Jim Bradshaw: Even early birds were too late for Hadacol show
Hadacol made history in Lafayette on Sunday, Sept. 3, 1950, when its Good Will Caravan staged the biggest show the town had ever seen, and also created its worst traffic jam.
The first of two shows was at a packed Blackham Coliseum, where “would-be early birds” found they weren’t early enough, according to Laurraine Goreau’s account in the Lafayette Advertiser. “A good-humored crowd of 12,000” had already filled the seats.
All of them came in cars, “all choking every main route,” Goreau wrote. “Some folks never did get there — ‘cause they learned while still technically en route that a second show was going to be given in the Southwestern Louisiana Institute stadium.

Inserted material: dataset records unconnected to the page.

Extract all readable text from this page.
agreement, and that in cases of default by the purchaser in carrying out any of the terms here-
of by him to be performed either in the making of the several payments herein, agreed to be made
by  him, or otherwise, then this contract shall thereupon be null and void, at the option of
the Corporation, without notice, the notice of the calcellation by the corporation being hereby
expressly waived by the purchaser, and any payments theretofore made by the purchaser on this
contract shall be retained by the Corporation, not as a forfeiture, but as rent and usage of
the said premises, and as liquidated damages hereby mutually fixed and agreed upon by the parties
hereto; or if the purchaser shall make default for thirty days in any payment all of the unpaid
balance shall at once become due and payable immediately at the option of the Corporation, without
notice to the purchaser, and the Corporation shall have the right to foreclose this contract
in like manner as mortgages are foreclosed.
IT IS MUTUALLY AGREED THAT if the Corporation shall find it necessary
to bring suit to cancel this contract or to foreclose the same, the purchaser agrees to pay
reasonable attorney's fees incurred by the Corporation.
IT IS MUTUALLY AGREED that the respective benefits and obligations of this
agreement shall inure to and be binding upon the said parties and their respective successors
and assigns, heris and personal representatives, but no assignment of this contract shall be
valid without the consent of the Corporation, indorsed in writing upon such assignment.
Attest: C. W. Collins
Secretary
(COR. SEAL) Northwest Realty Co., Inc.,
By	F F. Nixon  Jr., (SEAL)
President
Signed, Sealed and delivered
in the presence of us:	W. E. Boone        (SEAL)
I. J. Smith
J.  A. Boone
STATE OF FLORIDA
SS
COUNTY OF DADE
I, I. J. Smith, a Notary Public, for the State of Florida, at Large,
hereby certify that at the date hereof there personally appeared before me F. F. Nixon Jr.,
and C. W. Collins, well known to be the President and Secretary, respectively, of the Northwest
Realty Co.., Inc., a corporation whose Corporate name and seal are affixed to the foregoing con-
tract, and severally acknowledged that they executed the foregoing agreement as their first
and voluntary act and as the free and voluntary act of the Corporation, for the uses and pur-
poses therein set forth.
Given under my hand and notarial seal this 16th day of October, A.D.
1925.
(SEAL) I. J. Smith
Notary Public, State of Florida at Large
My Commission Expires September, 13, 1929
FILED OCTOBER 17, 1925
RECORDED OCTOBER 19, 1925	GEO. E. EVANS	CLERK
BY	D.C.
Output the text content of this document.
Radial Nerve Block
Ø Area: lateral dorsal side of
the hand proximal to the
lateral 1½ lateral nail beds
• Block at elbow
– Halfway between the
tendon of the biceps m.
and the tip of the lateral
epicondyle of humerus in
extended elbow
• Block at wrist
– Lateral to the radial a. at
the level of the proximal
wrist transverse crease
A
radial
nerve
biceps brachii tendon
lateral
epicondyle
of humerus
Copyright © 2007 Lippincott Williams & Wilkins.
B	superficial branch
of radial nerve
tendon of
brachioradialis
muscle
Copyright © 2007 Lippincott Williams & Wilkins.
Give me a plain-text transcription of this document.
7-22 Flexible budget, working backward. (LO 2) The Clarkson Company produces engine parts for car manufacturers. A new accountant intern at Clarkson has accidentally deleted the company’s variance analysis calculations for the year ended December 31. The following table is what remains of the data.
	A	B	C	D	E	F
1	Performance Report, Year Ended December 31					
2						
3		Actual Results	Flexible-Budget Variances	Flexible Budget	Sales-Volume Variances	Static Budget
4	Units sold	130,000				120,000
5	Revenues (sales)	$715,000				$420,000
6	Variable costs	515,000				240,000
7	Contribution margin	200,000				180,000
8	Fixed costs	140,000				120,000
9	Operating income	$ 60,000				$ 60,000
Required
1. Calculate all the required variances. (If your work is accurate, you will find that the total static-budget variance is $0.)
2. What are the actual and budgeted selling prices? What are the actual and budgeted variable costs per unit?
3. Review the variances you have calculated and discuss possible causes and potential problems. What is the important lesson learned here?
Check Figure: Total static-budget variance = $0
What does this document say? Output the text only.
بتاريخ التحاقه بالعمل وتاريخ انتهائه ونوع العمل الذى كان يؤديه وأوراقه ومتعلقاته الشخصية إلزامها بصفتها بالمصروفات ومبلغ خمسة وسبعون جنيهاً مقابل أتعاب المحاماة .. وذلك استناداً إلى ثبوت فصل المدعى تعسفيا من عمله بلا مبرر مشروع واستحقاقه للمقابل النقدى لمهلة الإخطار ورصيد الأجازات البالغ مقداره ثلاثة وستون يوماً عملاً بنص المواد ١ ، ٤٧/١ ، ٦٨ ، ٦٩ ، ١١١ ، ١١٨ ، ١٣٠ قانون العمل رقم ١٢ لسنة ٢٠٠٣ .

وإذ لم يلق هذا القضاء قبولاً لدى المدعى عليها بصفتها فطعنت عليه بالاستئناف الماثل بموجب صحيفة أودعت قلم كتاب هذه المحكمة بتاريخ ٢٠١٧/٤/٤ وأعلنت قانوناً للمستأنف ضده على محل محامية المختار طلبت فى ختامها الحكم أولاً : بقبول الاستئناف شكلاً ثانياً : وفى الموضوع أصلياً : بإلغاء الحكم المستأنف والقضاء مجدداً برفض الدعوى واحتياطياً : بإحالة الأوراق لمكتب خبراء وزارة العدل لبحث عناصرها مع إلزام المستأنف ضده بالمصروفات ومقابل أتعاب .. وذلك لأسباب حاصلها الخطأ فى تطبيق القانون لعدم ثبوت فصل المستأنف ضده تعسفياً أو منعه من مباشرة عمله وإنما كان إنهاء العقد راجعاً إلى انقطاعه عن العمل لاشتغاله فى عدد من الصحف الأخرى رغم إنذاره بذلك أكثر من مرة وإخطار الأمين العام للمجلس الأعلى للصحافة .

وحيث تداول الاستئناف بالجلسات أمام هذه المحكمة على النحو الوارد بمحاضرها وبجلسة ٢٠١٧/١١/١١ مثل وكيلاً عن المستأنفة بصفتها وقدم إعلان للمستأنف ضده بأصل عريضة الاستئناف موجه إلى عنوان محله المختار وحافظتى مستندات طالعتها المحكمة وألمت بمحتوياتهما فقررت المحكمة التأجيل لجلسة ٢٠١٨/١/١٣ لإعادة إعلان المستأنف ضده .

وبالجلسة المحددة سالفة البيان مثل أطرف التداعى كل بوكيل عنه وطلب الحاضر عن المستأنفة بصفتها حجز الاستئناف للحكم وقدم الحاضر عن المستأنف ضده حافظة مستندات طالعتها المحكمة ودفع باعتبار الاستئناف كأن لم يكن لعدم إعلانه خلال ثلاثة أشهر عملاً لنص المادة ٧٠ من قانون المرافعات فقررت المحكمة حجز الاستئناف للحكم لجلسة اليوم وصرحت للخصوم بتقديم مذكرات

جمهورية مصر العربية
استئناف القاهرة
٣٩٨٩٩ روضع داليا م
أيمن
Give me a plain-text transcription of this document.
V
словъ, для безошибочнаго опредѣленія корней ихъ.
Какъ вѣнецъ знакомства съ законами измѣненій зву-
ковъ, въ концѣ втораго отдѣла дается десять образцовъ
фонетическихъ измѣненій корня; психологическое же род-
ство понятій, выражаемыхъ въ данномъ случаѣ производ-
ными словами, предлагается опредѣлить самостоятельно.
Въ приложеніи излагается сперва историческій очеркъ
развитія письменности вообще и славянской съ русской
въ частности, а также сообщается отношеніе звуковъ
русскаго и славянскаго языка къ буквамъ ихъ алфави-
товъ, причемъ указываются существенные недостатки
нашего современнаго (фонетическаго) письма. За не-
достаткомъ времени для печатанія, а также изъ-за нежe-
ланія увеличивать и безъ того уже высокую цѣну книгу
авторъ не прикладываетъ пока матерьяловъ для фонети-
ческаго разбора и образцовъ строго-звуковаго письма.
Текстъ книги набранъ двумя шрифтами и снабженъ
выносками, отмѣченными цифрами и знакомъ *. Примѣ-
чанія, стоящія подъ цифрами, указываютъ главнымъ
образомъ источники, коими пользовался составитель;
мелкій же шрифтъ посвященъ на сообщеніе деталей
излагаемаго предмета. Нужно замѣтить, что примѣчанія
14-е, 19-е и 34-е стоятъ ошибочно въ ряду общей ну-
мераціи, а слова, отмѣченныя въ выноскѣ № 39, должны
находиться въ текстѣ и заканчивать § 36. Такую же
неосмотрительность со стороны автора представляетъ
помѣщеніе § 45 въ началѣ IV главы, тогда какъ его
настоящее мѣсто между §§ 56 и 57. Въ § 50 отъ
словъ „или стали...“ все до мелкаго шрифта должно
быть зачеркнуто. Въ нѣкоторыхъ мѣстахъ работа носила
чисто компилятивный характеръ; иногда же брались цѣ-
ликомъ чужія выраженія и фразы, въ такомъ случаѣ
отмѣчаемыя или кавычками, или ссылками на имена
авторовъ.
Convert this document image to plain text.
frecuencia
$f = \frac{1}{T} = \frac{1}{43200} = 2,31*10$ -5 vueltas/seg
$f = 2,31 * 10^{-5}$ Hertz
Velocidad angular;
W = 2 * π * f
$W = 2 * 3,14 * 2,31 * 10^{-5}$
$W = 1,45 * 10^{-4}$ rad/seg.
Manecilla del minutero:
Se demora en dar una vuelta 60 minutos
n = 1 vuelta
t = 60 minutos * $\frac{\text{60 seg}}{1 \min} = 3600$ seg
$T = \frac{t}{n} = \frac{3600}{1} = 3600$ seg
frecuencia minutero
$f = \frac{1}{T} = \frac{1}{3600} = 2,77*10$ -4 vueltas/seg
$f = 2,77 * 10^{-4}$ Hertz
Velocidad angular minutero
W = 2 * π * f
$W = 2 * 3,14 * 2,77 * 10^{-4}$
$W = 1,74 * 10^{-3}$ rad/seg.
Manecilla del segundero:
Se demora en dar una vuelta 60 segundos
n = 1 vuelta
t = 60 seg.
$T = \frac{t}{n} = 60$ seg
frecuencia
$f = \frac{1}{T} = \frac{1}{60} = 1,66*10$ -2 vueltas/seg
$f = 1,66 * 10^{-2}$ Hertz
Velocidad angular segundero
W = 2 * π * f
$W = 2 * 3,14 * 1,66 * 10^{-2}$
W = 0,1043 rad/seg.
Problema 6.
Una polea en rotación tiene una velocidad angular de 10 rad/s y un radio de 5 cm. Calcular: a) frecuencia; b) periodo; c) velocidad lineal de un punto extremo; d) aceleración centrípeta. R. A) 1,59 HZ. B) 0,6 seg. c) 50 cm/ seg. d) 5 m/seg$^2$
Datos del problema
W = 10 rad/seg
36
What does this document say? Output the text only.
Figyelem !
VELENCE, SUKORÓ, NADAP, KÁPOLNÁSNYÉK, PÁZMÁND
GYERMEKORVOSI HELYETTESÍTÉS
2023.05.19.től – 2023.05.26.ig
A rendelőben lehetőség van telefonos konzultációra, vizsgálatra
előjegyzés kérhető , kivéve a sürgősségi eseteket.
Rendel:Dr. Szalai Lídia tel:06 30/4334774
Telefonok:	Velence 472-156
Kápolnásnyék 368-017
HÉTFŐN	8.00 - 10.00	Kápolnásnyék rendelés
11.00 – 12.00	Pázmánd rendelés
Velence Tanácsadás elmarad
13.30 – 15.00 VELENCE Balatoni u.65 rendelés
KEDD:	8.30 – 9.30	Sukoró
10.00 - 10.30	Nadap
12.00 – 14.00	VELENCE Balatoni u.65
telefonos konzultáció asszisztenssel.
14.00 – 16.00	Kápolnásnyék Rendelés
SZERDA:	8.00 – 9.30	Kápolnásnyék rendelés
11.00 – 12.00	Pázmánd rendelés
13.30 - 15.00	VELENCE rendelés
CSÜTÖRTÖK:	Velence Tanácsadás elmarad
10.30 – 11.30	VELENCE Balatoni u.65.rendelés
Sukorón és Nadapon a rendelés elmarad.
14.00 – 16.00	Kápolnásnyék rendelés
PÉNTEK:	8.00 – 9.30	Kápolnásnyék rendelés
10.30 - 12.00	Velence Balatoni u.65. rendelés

That reversed the flow, with enough cross-currents to rival the Mississippi.” The crowd that made it to the old McNaspy Stadium “overflowed seating and walking space and spilled over to the student stand on the opposite side.”
All it took to get in either show was a box top from Dudley LeBlanc’s elixir, that, according to testimonials published in a month-long build-up to the show, would cure practically any ailment.
“Before I started taking Hadacol I was troubled with colds,” said “a pretty young girl” from Ville Platte. “What Hadacol has done for me is amazing.” A businessman from Kansas was “generally run down,” but, after only his fourth bottle of Hadacol, his “energy and vitality” returned so much that he could do a day’s work, then fish until midnight. Just three bottles of the stuff were all a Baton Rouge lady needed to calm her nerves, gain weight and regain her lost appetite. A Nashville mother testified, “My four-year-old son had little appetite and his cheeks were pale. He now takes Hadacol and his cheeks are rosy and he has a wonderful appetite.”
Local stores did their part, advertising sales on Hadacol to make the coveted box tops easier to get. At Walgreen’s the big bottle, normally sold at $3.50, was on sale for $3.39; the $1.25 size went for $1.19. Either box top got you into the shows.
Film star Mickey Rooney was billed as the big attraction to the shows. Other performers were “the popular hillbilly star” Roy Acuff, country comedienne Minnie Pearl, Sharkey’s Dixie Land Band, “and 30 other great performers.”
The crowd loved them all, but, according to Goreau, “they gave their hearts to Connee Boswell ... a vivid personality, a voice like honey [that] poured both smooth and hot, all from a native Louisianan who had triumphed over physical infirmity by ignoring it.”
Boswell was crippled by polio as a child and sang from a wheelchair. She was actually a native of Kansas City, but was reared in New Orleans, where she began a career as a jazz vocalist. She was said to have been a major influence on the great Ella Fitzgerald.
At the SLI stadium, “despite the fact that the stage consisted of the beds of two trucks parked end to end, the troupers gave a show that made up in zest what it lacked in trappings.”
When it was all done. LeBlanc, “jubilant over the reception Lafayette gave Hadacol” promised, “You ain’t seen nothin’ yet.” He’d announced at the beginning of August that he was retiring from active participation in Louisiana politics to devote more time to his business, “because almost 600 people depend upon me for the best livelihood they have ever enjoyed.”
After the Lafayette shows he promised that in 1951 he was going to “charter a streamliner train of 25 or 30, or even more, cars” for the caravan.
He said he would spend $1.5 million “for the greatest show on [train] wheels” and that he would go “even to two million or three million if developments warrant it.”
He did charter the train in 1951, but, alas, it turned out that developments didn’t warrant it.
Almost exactly a year after the big Lafayette show, LeBlanc announced he’d sold his magic tonic, and only a few weeks later the new owners said the caravan, then touring in Iowa, would remove “free riders” from the train.
The tour was scheduled to continue through Nebraska, Missouri, Kansas, Oklahoma and Texas before returning to Louisiana, but was canceled completely only a week after the first announcement.
It seemed there were a few debts to be paid before it could resume.
But that wasn’t LeBlanc’s problem any more. Freed from his business responsibilities, he “unretired” from politics to run for governor against Earl Long, Hale Boggs, Bill Dodd and some other colorful politicians in a campaign that turned out to be almost as entertaining as the Hadacol caravan.